L’une des annonces les plus intrigantes de la Microsoft Build 2026 ne concerne ni un nouveau modèle d’IA ni une infrastructure cloud. Avec Scout, Microsoft introduit un nouvel assistant agentique inspiré directement de OpenClaw, le projet qui a marqué le début de l’année 2026 en démontrant tout le potentiel — et tous les risques — des agents IA autonomes.
L’ambition est claire : dépasser le simple chatbot pour créer un assistant capable d’apprendre durablement les habitudes de travail de son utilisateur et d’agir de manière proactive dans l’écosystème Microsoft 365.
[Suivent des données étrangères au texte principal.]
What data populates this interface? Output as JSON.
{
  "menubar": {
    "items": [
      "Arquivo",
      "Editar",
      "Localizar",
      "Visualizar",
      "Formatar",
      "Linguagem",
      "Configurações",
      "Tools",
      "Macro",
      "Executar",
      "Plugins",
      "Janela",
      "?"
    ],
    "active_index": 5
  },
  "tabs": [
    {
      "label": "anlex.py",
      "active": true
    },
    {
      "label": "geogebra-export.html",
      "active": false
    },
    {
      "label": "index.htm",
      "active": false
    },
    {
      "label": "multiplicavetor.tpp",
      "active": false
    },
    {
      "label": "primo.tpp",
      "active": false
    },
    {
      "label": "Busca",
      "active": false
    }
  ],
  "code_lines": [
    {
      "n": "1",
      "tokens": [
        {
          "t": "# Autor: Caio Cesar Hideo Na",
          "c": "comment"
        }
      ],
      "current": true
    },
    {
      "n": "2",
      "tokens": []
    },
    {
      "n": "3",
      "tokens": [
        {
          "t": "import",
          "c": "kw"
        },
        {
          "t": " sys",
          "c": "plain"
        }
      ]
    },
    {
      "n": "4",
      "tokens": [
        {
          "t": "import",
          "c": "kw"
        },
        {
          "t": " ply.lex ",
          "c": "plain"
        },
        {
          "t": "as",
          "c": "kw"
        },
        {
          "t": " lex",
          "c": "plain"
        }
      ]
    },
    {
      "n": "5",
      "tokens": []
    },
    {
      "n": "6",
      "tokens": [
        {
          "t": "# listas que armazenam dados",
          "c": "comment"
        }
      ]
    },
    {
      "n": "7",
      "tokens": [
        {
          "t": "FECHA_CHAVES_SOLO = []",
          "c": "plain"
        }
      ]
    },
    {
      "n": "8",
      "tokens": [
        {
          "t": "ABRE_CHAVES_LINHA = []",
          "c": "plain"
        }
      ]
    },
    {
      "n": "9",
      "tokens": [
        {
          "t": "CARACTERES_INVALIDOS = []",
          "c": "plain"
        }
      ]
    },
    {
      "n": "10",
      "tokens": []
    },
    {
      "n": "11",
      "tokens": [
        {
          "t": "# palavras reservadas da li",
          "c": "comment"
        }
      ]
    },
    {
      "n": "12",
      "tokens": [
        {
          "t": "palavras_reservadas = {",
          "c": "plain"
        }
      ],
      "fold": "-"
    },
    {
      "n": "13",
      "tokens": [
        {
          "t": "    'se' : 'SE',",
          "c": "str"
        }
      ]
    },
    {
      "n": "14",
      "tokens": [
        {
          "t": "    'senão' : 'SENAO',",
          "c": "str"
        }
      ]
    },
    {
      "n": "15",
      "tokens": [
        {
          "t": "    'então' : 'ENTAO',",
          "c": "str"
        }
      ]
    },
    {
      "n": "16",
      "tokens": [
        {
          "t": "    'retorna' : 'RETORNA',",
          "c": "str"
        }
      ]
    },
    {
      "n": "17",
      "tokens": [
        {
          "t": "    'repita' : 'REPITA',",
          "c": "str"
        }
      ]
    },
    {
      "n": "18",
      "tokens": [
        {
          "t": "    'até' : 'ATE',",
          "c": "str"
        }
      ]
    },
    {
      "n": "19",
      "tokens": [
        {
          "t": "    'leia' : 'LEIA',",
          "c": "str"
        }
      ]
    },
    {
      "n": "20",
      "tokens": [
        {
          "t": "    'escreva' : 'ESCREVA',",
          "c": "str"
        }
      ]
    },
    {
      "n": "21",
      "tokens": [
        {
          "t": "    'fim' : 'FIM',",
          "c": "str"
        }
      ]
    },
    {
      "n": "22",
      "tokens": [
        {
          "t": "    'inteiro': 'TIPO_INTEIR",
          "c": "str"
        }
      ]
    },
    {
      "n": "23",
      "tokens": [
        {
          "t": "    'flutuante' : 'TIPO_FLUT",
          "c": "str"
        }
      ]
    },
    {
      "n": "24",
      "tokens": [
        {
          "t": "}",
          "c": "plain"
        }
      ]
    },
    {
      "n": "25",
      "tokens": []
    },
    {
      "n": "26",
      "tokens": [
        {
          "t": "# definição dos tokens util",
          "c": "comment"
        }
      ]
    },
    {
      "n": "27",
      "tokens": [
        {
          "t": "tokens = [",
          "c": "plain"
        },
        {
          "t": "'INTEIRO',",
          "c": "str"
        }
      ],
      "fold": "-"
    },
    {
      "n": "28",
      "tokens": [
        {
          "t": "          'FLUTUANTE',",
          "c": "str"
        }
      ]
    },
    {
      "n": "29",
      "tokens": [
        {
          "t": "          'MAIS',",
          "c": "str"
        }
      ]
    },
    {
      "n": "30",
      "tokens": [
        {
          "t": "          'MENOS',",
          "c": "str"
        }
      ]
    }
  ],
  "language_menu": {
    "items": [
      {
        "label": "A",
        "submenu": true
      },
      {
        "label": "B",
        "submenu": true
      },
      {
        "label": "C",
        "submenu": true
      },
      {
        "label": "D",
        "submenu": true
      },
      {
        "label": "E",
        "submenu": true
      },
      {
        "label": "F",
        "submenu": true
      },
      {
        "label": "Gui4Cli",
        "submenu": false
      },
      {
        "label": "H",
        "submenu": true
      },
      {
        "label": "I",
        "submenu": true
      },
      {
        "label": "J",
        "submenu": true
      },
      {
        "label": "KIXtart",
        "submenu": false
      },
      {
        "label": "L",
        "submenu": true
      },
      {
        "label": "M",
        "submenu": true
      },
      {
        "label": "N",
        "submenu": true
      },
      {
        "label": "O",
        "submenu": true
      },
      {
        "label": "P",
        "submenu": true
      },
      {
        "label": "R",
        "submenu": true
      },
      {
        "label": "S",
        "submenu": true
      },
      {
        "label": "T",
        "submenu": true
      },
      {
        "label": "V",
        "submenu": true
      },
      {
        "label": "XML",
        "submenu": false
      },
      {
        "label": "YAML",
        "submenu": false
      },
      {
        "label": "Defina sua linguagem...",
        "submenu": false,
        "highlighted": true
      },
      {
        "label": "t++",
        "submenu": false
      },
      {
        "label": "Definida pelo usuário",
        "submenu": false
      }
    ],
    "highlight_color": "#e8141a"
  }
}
Microsoft Scout : Un assistant qui développe sa propre mémoire
Contrairement aux assistants traditionnels qui répondent à des commandes ponctuelles, Scout est conçu comme un agent persistant. Chaque utilisateur crée sa propre instance, lui attribue un nom et lui transmet progressivement des préférences, méthodes de travail et processus récurrents. Au fil du temps, l’agent construit une mémoire de ces habitudes et développe des compétences personnalisées.
Microsoft décrit cette approche comme une évolution vers des assistants capables d’exercer davantage de jugement dans l’exécution des tâches.
Concrètement, Scout peut apprendre :
- La manière dont vous gérez votre calendrier
- Vos préférences de rédaction
- Vos habitudes de planification
- Vos routines professionnelles récurrentes
- Vos processus de validation
L’objectif est de réduire progressivement le besoin d’instructions détaillées.
Un agent connecté à Microsoft 365
Scout fonctionne principalement dans le cloud, mais interagit également avec les applications desktop et web. L’assistant peut accéder à plusieurs services de l’environnement Microsoft : Outlook, Calendrier, documents Microsoft 365, outils collaboratifs et navigateurs web compatibles.
Microsoft fournit déjà plusieurs compétences préconfigurées, notamment pour l’organisation du calendrier, la préparation de réunions, la rédaction d’ordres du jour et la gestion de tâches administratives.
Mais, la société estime que la véritable valeur du produit viendra des compétences créées et affinées directement par les utilisateurs.
L’influence directe d’OpenClaw
L’ADN de Scout est étroitement lié à OpenClaw. Au début de l’année, ce projet avait attiré l’attention de l’industrie en démontrant des agents capables d’agir avec un niveau d’autonomie rarement observé jusque-là. Son fondateur avait rapidement rejoint OpenAI, mais plusieurs concepts introduits par OpenClaw continuent aujourd’hui d’influencer les grands acteurs du secteur.
Scout reprend notamment l’idée centrale selon laquelle un agent devient plus utile à mesure qu’il accumule de la mémoire, des règles de fonctionnement et des compétences spécifiques à son utilisateur.
La sécurité devient une priorité absolue
Cependant, cette montée en autonomie pose une question essentielle : comment empêcher un agent d’agir de manière inappropriée ? Microsoft semble avoir retenu les leçons des incidents observés plus tôt dans l’année autour d’agents expérimentaux. Scout intègre ainsi un système de conformité permanent baptisé « Policy Conformance System ».
Chaque action importante est vérifiée par rapport à un ensemble de règles prédéfinies. Le système génère également une piste d’audit complète permettant de retracer les décisions prises par l’agent.
Cette approche vise à éviter qu’un assistant autonome ne dispose d’une liberté excessive dans des environnements professionnels sensibles.
Une exclusivité pour les utilisateurs les plus avancés
Dans un premier temps, Scout sera proposé via le programme Frontier de Microsoft, destiné aux utilisateurs souhaitant tester les technologies les plus expérimentales du groupe. L’accès nécessitera également un abonnement GitHub Copilot.
Ce positionnement montre que Microsoft considère encore Scout comme une technologie émergente plutôt qu’un produit destiné au grand public.
Microsoft prépare l’après-chatbot
Avec Scout, Microsoft franchit une nouvelle étape dans l’évolution de l’intelligence artificielle. La première génération d’IA conversationnelle consistait à répondre à des questions. La seconde automatise des tâches simples. Scout s’inscrit dans une troisième phase : celle des agents persistants capables d’apprendre, de mémoriser et d’agir avec davantage d’autonomie.
La réussite de cette vision dépendra d’un équilibre délicat entre personnalisation, efficacité et contrôle. Plus un agent devient utile, plus il nécessite d’accès aux données et aux outils de son utilisateur. Et plus ces accès augmentent, plus les exigences en matière de sécurité deviennent critiques.
Microsoft semble convaincu que cette évolution est inévitable. Après Copilot, Scout pourrait bien représenter le prochain visage de l’assistance numérique : non plus un outil que l’on consulte ponctuellement, mais un collaborateur logiciel présent en permanence dans l’environnement de travail.